What is Machine Learning?
Machine Learning is a scientific discipline that addresses the following question: ‘How can we program systems to automatically learn and to improve with experience? ’Learning in this context is not learning by heart but recognizing complex patterns and make intelligent decisions based on data. The difficulty lies in the fact that the set of all possible decisions given all possible inputs is too complex to describe. To tackle this problem the field of Machine Learning develops algorithms that discover knowledge from specific data and experience, based on sound statistical and computational principles.
The field of Machine Learning integrates many distinct approaches such as probability theory, logic, combinatorial optimization, search, statistics, reinforcement learning and control theory. The developed methods are at the basis of many applications, ranging from vision to language processing, forecasting, pattern recognition, games, data mining, expert systems and robotics.
The history of Machine Learning
The history of the field of Machine Learning is a fascinating story. In 1946 the first computer system ENIAC was developed. At that time the word ‘computer’ meant a human being that performed numerical computations on paper and ENIAC was called a numerical computing machine. This machine was manually operated, i.e. a human would make connections between parts of the machine to perform computations. The idea at that time was that human thinking and learning could be rendered logically in such a machine.
In 1950 Alan Turing proposed a test to measure its performance. The Turing test is based on the idea that we can only determine if a machine can actually learn if we communicate with it and cannot distinguish it from another human. Although, there have not been any systems that passed the Turing test many interesting systems have been developed.

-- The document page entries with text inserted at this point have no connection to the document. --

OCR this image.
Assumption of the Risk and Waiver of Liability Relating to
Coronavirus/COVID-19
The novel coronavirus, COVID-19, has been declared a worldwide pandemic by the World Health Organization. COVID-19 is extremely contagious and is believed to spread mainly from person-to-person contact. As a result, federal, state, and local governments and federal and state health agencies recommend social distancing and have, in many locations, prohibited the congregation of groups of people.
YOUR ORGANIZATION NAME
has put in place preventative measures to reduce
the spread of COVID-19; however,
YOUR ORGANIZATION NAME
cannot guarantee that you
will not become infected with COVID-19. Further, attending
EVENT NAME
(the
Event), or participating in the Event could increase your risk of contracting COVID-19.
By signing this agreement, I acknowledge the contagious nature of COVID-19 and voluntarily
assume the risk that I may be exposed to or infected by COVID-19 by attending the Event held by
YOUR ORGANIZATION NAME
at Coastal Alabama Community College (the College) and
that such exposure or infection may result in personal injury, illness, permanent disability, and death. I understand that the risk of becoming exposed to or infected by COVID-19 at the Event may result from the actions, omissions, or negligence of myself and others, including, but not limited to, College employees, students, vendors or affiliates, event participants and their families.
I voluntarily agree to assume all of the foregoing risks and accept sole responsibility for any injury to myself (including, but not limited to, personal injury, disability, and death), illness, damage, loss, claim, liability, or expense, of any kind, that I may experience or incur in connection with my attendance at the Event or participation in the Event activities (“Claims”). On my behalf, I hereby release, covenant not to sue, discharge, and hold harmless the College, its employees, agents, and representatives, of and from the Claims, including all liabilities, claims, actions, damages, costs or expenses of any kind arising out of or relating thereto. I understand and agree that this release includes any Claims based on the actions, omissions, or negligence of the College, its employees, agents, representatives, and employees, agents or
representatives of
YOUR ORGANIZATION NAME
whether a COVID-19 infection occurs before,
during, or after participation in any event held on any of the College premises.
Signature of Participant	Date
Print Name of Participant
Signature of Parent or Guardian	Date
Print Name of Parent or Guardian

Around 1952 Arthur Samuel (IBM) wrote the first game-playing program, for checkers, to achieve sufficient skill to challenge a world champion. Samuel’s machines learning programs worked remarkably well and were helpful in improving the performance of checkers players. Another milestone was the ELIZA system developed in the early 60’s by Jospeph Weizenbaum. ELIZA simulated a psychotherapist by using tricks like string substitution and canned responses based on keywords. When the original ELIZA first appeared, some people actually mistook her for human.
The illusion of intelligence works best, however, if you limit your conversation to talking about yourself and your life. Although the overall performance of ELIZA was disappointing, it was a nice proof of concept. Later on many other systems have been developed. Important was the work of the group of Ted Shortliffe on MYCIN (Stanford). They demonstrated the power of rule-based systems for knowledge representation and inference in the domain of medical diagnosis and therapy. This system is often called the first expert system.
At the same time when the expert systems were developed, other approaches to Machine Learning emerged. In 1957 Frank Rosenblatt invented the Perceptron at the Cornell Aeronautical Laboratory. The Perceptron is a very simple linear classifier but it was shown that by combining a large number of them in a network a powerful model could be created.
Neural network research went through many years of stagnation after Marvin Minsky and his colleagues showed that neural networks could not solve problems such as the XOR problem. However, several modifications have been produced later on that solve XOR and many more difficult problems.
In the early 90’s Machine Learning became very popular again due to the intersection of Computer Science and Statistics. This synergy resulted in a new way of thinking in AI: the probabilistic approach. In this approach uncertainty in the parameters is incorporated in the models. The field shifted to a more data-driven approach as compared to the more knowledge-driven expert systems developed earlier. Many of the current success stories of Machine Learning are the result of the ideas developed at that time.
Statistical AI is a center piece of Big Data analysis: as a result of the exponential growth in the amount of data that is available for scientific research, the sciences are on the brink of huge changes. That applies to all disciplines. In biology, for example, there will shortly be around 1 Exabyte of genomics data (10 to the power of 18 bytes) in the world. In 2024 the next generation of radio telescopes will produce in excess of 1 Exabyte per day. To deal with this data deluge, a new scientific discipline is taking shape. Big Data Science aims to develop new methods to store those substantial amounts, and to quickly find, analyze and validate complex patterns in Big Data.
The study of Machine Learning has grown from the efforts of a handful of computer engineers exploring whether computers could learn to play games and mimic the human brain, and a field of statistics that largely ignored computational considerations, to a broad discipline that has produced fundamental statistical-computational theories of learning processes.
Many of the new learning algorithms, such as support vector machines and Bayesian networks, are routinely used in commercial systems. We envisage that in the upcoming years Machine Learning will play a major role in the discovery of knowledge from the wealth of data that is currently available in a diverse amount of application areas.